Per il responsabile dell'associazione che rappresenta le principali catene di ipermercati e supermercati, come i gruppi Continente, Pingo Doce, Lidl e Auchan, il continuo aumento dei prezzi della maggior parte degli alimenti il prossimo anno è "inevitabile".
Pane
Per il pane e i prodotti dolciari si prevede un "leggero aumento" dei prezzi l'anno prossimo, influenzato dal costo del lavoro derivante dall'aumento del salario minimo nazionale (SMN) e dall'aumento delle spese per uova, noci e cartone.
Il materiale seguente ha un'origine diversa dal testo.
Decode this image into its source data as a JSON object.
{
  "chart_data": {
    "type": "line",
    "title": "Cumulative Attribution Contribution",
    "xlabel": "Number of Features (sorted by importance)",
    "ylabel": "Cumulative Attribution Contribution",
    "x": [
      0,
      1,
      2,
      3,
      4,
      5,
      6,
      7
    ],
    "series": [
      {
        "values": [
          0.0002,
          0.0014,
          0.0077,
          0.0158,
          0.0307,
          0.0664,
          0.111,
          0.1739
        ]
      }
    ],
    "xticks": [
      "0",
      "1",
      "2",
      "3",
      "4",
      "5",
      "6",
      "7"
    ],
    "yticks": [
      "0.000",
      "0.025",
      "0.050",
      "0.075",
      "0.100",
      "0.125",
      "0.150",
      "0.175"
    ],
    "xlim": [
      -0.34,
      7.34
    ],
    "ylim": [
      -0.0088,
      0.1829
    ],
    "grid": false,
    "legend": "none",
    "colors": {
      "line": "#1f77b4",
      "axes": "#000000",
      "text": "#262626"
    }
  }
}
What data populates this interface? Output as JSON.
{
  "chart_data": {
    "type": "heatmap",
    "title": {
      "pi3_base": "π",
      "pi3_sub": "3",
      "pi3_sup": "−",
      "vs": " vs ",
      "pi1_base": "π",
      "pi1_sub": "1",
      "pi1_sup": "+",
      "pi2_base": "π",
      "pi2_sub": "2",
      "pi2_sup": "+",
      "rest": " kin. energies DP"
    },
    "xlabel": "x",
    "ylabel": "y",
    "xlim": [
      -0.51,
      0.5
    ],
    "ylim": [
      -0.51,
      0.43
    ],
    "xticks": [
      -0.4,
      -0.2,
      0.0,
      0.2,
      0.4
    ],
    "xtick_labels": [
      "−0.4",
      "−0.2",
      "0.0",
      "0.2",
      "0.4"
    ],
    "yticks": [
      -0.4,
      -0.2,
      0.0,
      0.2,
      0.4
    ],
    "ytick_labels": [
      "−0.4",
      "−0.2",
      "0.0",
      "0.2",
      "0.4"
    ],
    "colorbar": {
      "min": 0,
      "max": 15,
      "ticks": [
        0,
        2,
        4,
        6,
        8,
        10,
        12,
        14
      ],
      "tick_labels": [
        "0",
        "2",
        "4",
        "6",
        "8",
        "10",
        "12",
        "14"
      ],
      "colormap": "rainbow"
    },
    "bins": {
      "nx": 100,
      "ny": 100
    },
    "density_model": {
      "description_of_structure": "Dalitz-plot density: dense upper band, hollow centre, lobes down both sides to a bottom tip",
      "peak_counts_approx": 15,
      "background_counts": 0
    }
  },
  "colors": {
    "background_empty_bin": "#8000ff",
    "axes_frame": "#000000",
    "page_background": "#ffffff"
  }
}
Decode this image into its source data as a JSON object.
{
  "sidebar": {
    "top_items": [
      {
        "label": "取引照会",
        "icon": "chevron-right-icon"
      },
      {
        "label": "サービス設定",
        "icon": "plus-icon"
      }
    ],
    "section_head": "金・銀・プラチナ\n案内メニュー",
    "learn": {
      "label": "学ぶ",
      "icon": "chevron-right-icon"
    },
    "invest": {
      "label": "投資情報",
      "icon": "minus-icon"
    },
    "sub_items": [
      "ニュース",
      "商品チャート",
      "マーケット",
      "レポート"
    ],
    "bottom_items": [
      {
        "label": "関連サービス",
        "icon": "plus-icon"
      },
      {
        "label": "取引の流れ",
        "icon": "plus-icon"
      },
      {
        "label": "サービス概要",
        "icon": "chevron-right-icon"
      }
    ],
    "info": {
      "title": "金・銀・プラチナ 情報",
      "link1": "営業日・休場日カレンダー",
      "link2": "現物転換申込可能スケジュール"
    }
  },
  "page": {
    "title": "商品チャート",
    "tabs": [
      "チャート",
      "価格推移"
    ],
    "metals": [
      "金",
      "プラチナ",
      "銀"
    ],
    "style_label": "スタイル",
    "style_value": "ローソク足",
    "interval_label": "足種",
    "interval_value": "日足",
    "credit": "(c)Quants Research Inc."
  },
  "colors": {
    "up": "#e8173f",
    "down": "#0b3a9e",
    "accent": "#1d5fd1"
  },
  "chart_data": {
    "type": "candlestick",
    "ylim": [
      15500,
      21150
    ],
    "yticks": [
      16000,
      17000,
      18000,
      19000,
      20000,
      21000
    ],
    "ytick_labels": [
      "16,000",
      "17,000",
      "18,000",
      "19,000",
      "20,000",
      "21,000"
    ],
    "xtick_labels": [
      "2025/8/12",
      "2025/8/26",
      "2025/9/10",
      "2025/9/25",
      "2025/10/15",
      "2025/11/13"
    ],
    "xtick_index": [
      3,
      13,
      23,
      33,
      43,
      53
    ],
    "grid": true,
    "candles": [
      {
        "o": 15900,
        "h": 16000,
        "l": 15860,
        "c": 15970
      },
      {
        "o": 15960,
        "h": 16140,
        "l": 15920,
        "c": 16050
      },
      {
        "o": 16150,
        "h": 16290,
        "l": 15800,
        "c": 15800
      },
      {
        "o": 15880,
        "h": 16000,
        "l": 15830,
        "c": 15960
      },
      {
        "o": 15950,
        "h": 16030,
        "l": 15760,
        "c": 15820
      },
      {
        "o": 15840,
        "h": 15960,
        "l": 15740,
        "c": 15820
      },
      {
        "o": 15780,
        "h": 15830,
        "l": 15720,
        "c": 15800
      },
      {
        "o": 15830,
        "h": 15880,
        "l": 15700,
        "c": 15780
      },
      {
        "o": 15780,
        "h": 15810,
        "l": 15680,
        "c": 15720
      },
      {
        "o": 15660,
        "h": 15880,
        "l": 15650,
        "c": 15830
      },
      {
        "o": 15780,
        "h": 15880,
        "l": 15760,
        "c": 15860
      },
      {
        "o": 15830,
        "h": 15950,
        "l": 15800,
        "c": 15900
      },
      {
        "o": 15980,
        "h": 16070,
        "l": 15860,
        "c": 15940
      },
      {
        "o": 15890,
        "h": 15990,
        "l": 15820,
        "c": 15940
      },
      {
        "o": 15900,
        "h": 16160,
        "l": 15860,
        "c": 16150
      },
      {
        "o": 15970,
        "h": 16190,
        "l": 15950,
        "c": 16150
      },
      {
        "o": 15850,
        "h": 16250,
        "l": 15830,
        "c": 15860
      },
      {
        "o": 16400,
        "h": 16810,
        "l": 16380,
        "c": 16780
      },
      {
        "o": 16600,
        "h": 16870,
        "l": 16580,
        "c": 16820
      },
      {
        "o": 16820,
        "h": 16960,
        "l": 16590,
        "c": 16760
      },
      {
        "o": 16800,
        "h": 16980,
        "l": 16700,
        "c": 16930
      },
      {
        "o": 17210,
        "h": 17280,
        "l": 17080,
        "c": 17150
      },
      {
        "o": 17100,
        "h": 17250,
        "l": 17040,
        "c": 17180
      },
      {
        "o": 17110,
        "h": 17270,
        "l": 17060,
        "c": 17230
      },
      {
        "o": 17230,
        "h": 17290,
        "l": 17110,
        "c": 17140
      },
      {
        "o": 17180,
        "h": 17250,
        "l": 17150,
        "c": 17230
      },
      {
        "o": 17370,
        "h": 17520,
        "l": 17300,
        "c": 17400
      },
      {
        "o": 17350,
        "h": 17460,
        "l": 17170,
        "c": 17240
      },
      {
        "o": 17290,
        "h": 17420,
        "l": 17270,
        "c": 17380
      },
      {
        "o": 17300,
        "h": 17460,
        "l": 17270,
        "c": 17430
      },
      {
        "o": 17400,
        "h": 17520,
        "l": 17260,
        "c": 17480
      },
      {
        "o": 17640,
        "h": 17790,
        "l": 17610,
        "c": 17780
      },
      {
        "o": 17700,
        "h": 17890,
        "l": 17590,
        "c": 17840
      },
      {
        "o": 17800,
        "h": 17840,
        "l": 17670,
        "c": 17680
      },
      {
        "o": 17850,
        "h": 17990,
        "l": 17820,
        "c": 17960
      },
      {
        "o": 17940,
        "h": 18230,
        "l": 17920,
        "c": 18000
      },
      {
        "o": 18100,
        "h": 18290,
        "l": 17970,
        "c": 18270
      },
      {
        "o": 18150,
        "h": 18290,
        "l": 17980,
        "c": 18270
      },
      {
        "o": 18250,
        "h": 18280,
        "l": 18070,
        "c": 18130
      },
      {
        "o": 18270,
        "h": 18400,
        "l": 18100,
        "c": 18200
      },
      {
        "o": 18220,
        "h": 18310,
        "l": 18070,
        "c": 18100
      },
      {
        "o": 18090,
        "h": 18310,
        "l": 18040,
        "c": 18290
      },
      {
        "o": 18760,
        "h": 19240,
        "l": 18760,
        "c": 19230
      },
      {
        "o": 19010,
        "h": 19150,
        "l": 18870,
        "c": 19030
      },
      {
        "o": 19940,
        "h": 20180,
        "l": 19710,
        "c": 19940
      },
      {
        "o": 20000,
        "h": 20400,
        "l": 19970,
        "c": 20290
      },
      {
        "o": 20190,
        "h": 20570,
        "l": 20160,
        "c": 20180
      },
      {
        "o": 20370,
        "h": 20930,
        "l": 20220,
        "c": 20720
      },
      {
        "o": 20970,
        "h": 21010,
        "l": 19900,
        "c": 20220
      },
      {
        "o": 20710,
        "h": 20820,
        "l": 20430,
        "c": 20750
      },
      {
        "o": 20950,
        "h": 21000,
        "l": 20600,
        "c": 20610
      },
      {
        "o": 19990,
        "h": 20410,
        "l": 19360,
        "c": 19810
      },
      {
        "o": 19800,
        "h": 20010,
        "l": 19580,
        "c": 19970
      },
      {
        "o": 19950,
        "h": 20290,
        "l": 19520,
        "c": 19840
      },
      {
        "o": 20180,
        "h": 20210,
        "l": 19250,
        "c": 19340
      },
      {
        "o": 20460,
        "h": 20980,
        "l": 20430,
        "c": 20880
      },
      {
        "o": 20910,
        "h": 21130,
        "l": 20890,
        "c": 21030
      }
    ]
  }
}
A questo potrebbe aggiungersi l'effetto del possibile ritiro del sostegno statale ai carburanti.
Farmaci
Gli antibiotici, gli analgesici, gli antidiabetici e altri farmaci che costano fino a 30 euro non aumenteranno di prezzo nel 2026.
Il decreto che rivede annualmente il costo dei farmaci, pubblicato il 14 novembre, amplia il numero di farmaci venduti in farmacia che manterranno il loro prezzo l'anno prossimo.
Commissioni bancarie
L'esenzione dalla commissione di rimborso anticipato per i mutui a tasso variabile, destinata ad aiutare le famiglie più colpite dall'aumento dei tassi di interesse dal 2022, termina alla fine di quest'anno.
La commissione ora ripristinata è pari allo 0,5% dell'importo rimborsato anticipatamente, nel caso di mutui a tasso variabile. Per quelli a tasso fisso, la penale, che non è mai stata sospesa, rimane al 2%.
Prestiti agevolati
Il tasso di interesse dei mutui agevolati per l'acquisto di abitazioni da parte di persone con disabilità aumenterà di 0,06 punti percentuali, dal 2,563% al 2,623%, nel primo semestre del 2026, riflettendo la traiettoria del tasso Euribor a sei mesi, per decisione della Direzione Generale del Tesoro e delle Finanze.
In pratica, il tasso di riferimento per il calcolo dei sussidi (TRCB) funziona come uno "sconto" applicato al tasso di interesse di mercato.